Joseph's issues aren't academic. They're social and verbal. Those are
the two main challenges of autism. Joseph will be mainstreamed with typical
children. And the other kids will be his role models for how to behave in
the classroom and in public.
So how has all this changed me as a football coach? I think it has
helped me be a little more patient with players, young ones and veterans
alike. It has helped my time management at work. I'm a lot more structured.
There's no more "I'll get this extra workout in or go for a steam and come
back to my office and work until 6 or 7" because I have somebody to go home
to, someone who needs me.
For the first year of Joseph's life, I exchanged letters with his
birth mother. I sent her pictures of Joseph and told her how great he was
doing. She was a teenager who had gotten into a tough situation, and it
would have been hard for her to raise a child. I thanked her and told her
how much I loved her for what she did.
She also wrote Joseph a letter, which I'm going to give to him when I
know he can understand. Eventually, I will tell Joseph he was adopted.

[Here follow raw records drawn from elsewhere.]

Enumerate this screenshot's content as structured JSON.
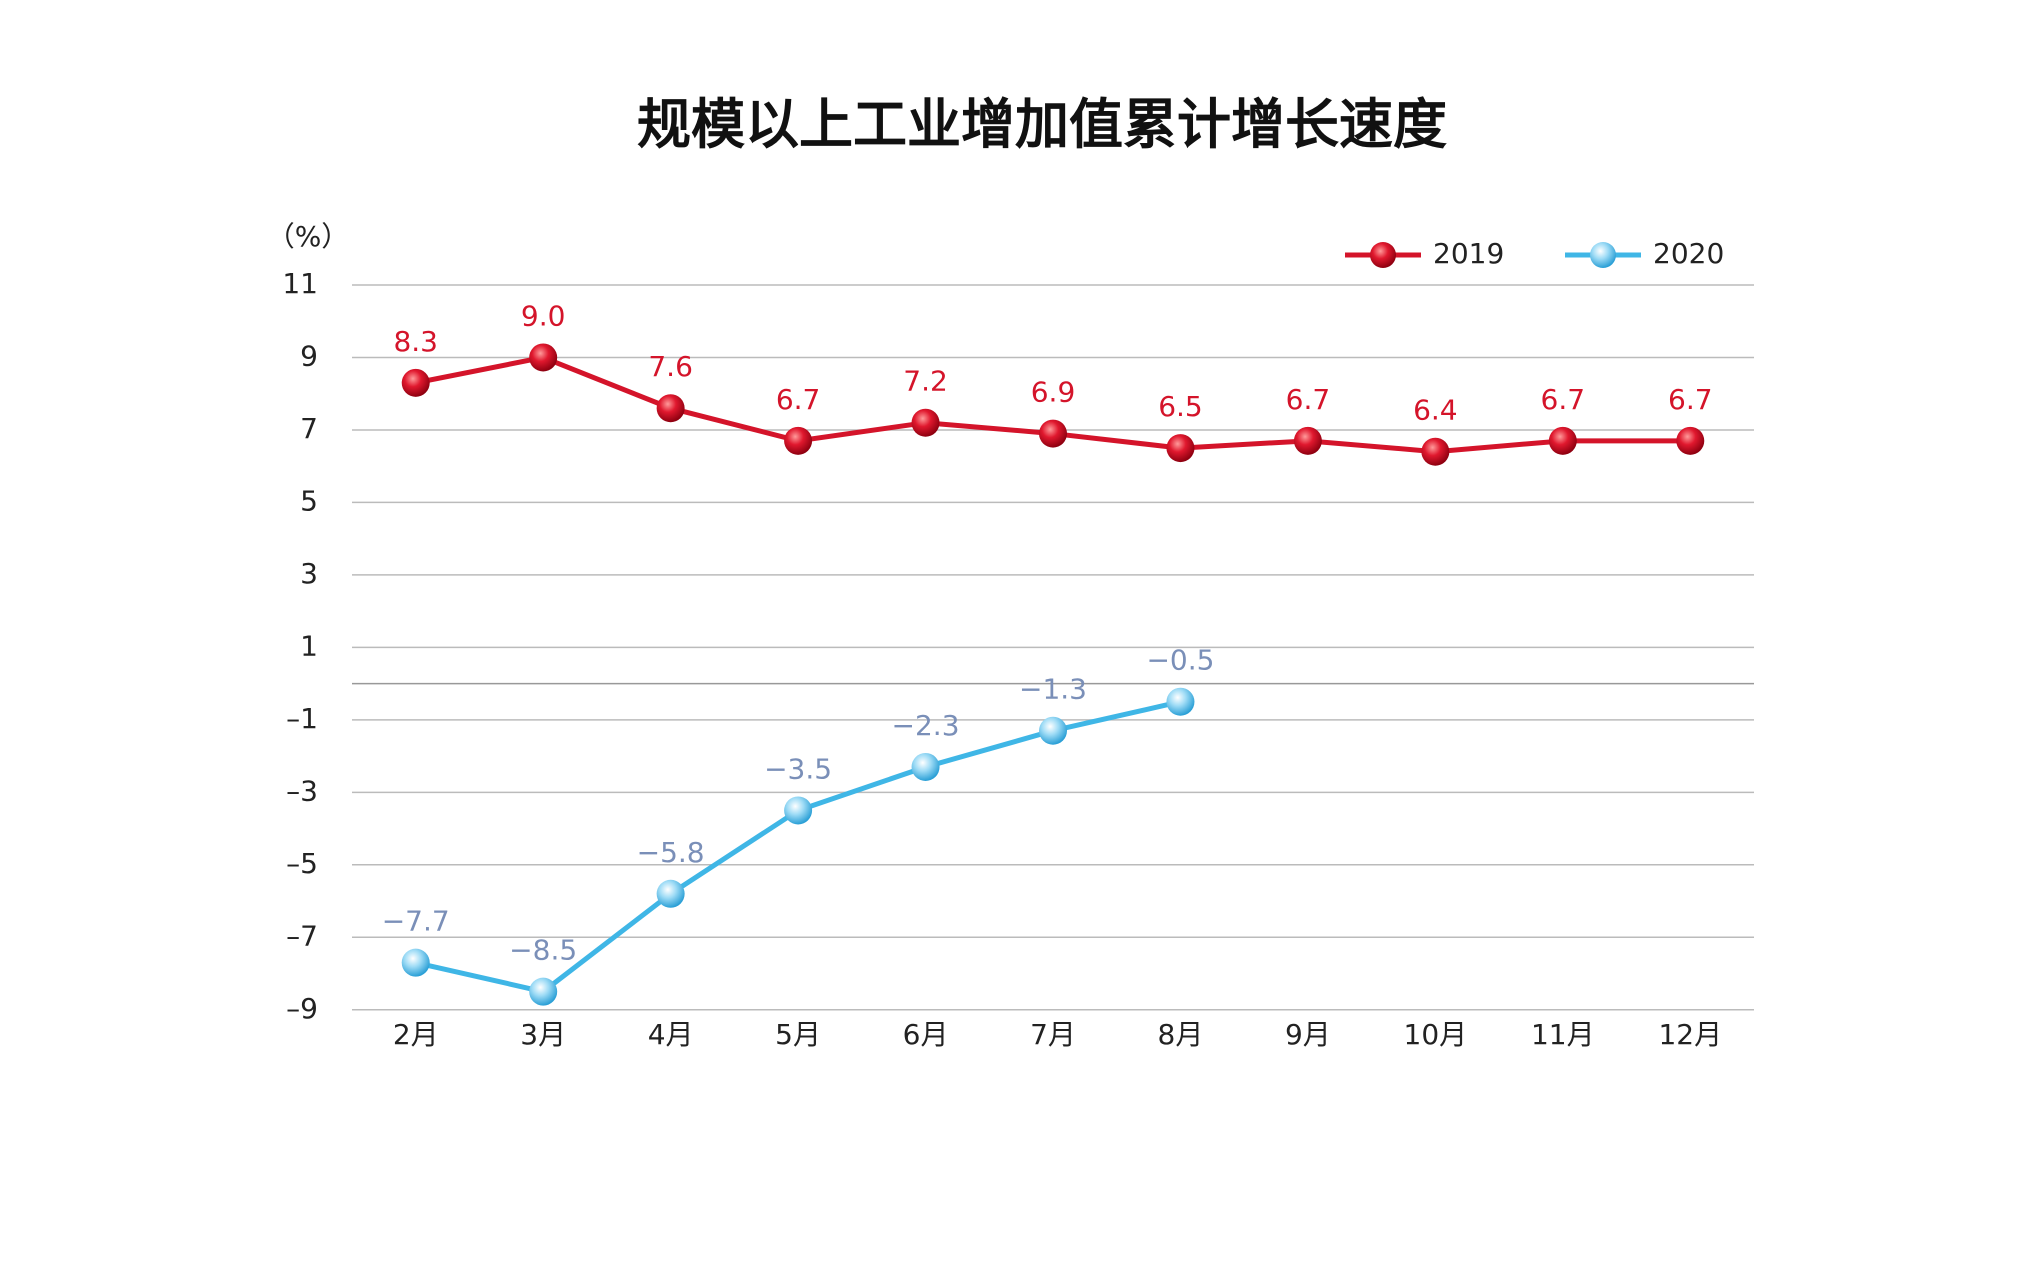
{
  "chart_data": {
    "type": "line",
    "title": "规模以上工业增加值累计增长速度",
    "y_label": "（%）",
    "categories": [
      "2月",
      "3月",
      "4月",
      "5月",
      "6月",
      "7月",
      "8月",
      "9月",
      "10月",
      "11月",
      "12月"
    ],
    "series": [
      {
        "name": "2019",
        "color": "#d4142a",
        "values": [
          8.3,
          9.0,
          7.6,
          6.7,
          7.2,
          6.9,
          6.5,
          6.7,
          6.4,
          6.7,
          6.7
        ],
        "value_labels": [
          "8.3",
          "9.0",
          "7.6",
          "6.7",
          "7.2",
          "6.9",
          "6.5",
          "6.7",
          "6.4",
          "6.7",
          "6.7"
        ],
        "label_color": "#d4142a"
      },
      {
        "name": "2020",
        "color": "#3fb6e6",
        "values": [
          -7.7,
          -8.5,
          -5.8,
          -3.5,
          -2.3,
          -1.3,
          -0.5,
          null,
          null,
          null,
          null
        ],
        "value_labels": [
          "−7.7",
          "−8.5",
          "−5.8",
          "−3.5",
          "−2.3",
          "−1.3",
          "−0.5",
          null,
          null,
          null,
          null
        ],
        "label_color": "#7a8fb8"
      }
    ],
    "ylim": [
      -10,
      11
    ],
    "yticks": [
      {
        "value": 11,
        "label": "11"
      },
      {
        "value": 9,
        "label": "9"
      },
      {
        "value": 7,
        "label": "7"
      },
      {
        "value": 5,
        "label": "5"
      },
      {
        "value": 3,
        "label": "3"
      },
      {
        "value": 1,
        "label": "1"
      },
      {
        "value": -1,
        "label": "–1"
      },
      {
        "value": -3,
        "label": "–3"
      },
      {
        "value": -5,
        "label": "–5"
      },
      {
        "value": -7,
        "label": "–7"
      },
      {
        "value": -9,
        "label": "–9"
      }
    ],
    "grid": true,
    "legend": "top-right"
  }
}
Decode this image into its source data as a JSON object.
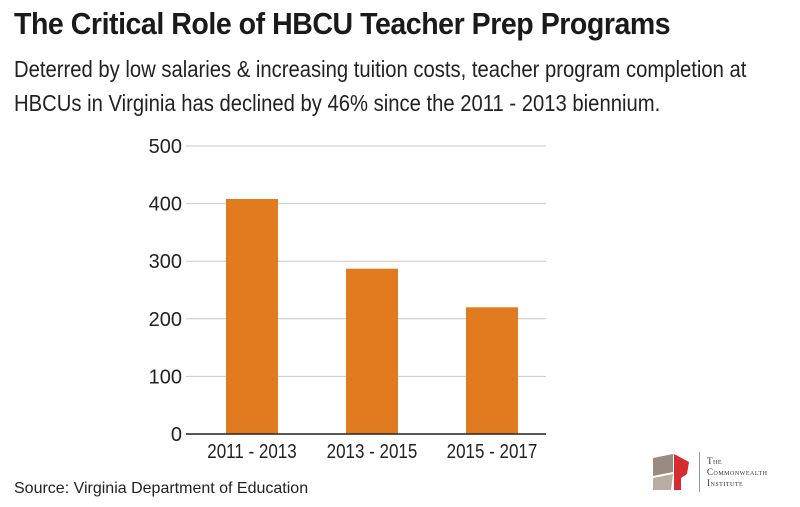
{
  "header": {
    "title": "The Critical Role of HBCU Teacher Prep Programs",
    "subtitle": "Deterred by low salaries & increasing tuition costs, teacher program completion at HBCUs in Virginia has declined by 46% since the 2011 - 2013 biennium."
  },
  "chart_data": {
    "type": "bar",
    "categories": [
      "2011 - 2013",
      "2013 - 2015",
      "2015 - 2017"
    ],
    "values": [
      408,
      287,
      220
    ],
    "ylim": [
      0,
      500
    ],
    "yticks": [
      0,
      100,
      200,
      300,
      400,
      500
    ],
    "grid": true,
    "bar_color": "#e07b1f",
    "xlabel": "",
    "ylabel": ""
  },
  "footer": {
    "source": "Source: Virginia Department of Education"
  },
  "logo": {
    "line1": "The",
    "line2": "Commonwealth",
    "line3": "Institute",
    "colors": {
      "red": "#d62b30",
      "gray": "#9a8b82"
    }
  }
}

Right now, through a video and books, he's learning the story of Baby
Moses and how he was found floating in a river. I'm trying to teach Joseph
that's kind of what happened to him.
I want to tell him: This is how I found you, Joseph. When you were
born, you didn't have a dad and your mom couldn't take care of you. So God
chose me to take care of you.
Hopefully, he will grasp it.
No question, being a father outweighs anything that will ever happen
to me in football. If we win the Super Bowl, that will be great. But the
rings and trophies are so temporary. Living this unconditional love I have
for Joseph as a parent outweighs all that in a heartbeat.